Nursing Interventions and Rationales:

  1. Blood sugar monitoring Normal range 70-180 mg/dL (Patients may have different target blood sugar levels): Fasting - upon waking up, Before each meal, At bedtime
    • The physician will determine the target blood glucose range for each patient.

      Teach patient how to use glucometer and when to test blood sugar level.

      Encourage patient to contact physician if blood glucose readings are higher than their target or if they have two readings >300 mg/dL
  2. Monitor feet and educate patient of importance for foot monitoring. Encourage proper foot care.
    • Decreased blood flow to the feet and neuropathy cause a reduction in sensation.

      Because of decreased sensation and slow wound healing, injuries to the feet, even as small as a blister, may progress rapidly and become serious wounds.

      Encourage daily foot care to include cleaning and inspecting the feet for injuries and trimming toenails straight across.

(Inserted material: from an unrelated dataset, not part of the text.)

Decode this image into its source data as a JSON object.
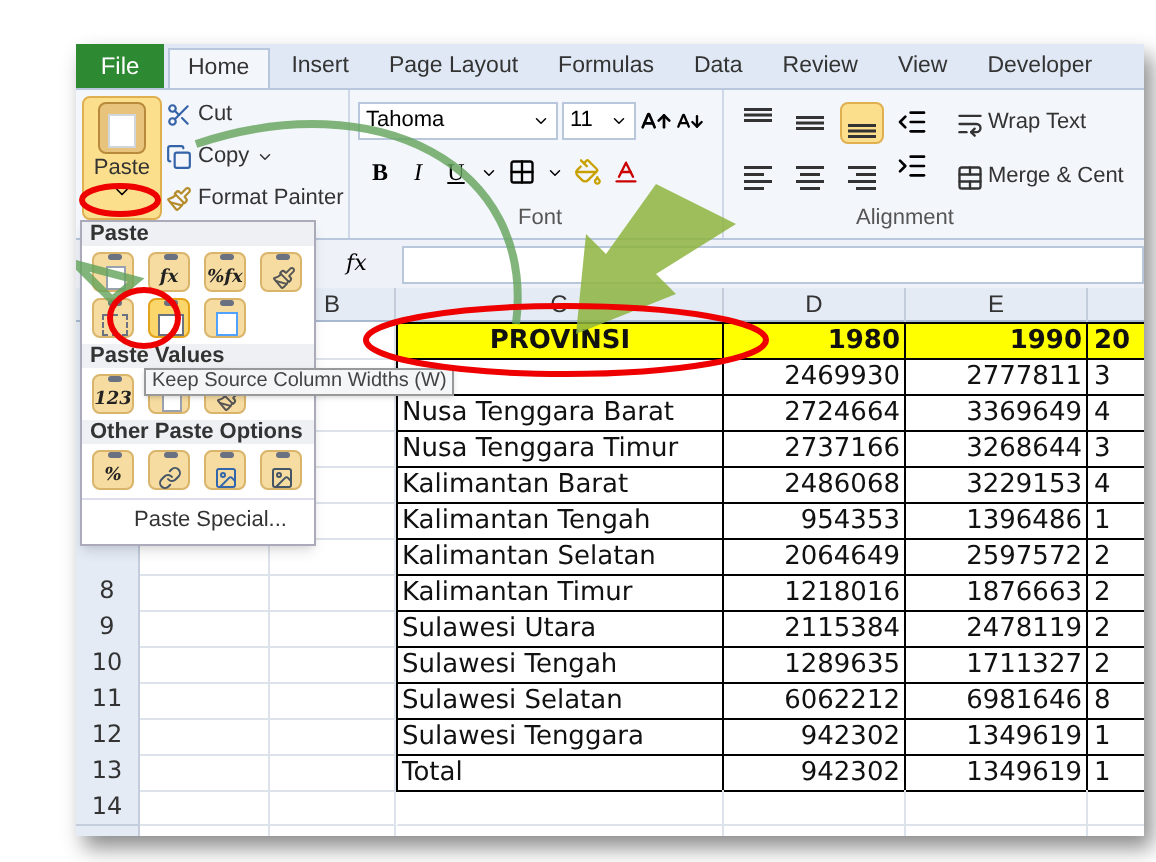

      Encourage patient to routinely visit a podiatrist.
      Monitor existing wounds and provide wound care as necessary.
  3. Monitor vitals / blood pressure
    • Diabetic patients are at higher risk of hypertension. Vascular strain can affect vision, kidney function or lead to stroke and heart attack.
  4. Administer Insulin: Rapid Acting Humalog Novalog, Fast/Short Acting Regular Insulin, Intermediate Acting NPH Insulin, Long Acting Lantus Levemir Educate patient on how to self-administer insulin at home
    • Administer insulin per facility and provider guidelines. Make yourself familiar with the types of insulin and how they work. You should know the onset, peak and duration of each insulin.

      Rapid Acting:
      Onset: 10 - 30 minutes
      Peak: 30 min - 3 hours
      Duration: 3 - 5 hours

      Fast/Short Acting:
      Onset: 30 min - 1 hour
      Peak: 2 - 5 hours
      Duration: Up to 12 hours

      Intermediate Acting:
      Onset: 1.5 - 4 hours
      Peak: 4- 12 hours
      Duration: Up to 24 hours

      Long Acting:
      Onset: 1 - 4 hours
      Peak: 4 - 12 hours
      Duration: Up to 24 hours

      Educate patient to self-administer, cleaning the site with alcohol prior to inserting needle, rotating injection sites and angle of injection.
  5. Encourage annual diabetic retina exams by opthamologist
    • Vascular changes can lead to deterioration of the retina. Encourage patient to have a dilated retinal exam at least once per year by an opthamologist.
  6. Educate patient on how to handle blood glucose fluctuations: Hyperglycemia (Hot and dry, sugar high), Hypoglycemia (Cold and clammy, give candy)
    • Hyperglycemia: If the glucose reading is higher than the target range, encourage patient to increase water intake

      Hypoglycemia: If the glucose reading is below the target range (<70 mg/dL) and the patient is awake and able to eat or drink, give orange juice, crackers and peanut butter to raise the glucose level.
  7. Nutrition and Lifestyle Education: Exercise - increase circulation, lose weight, Diet - make healthy diet choices, Avoid smoking Limit or avoid alcohol
    • Educate the patient on how to count carbs and what foods / beverages are to be avoided.

      Encourage patient to consult dietitian for counseling and meal preparation ideas

      Educate patient on the glycemic index of foods and how to read nutrition labels.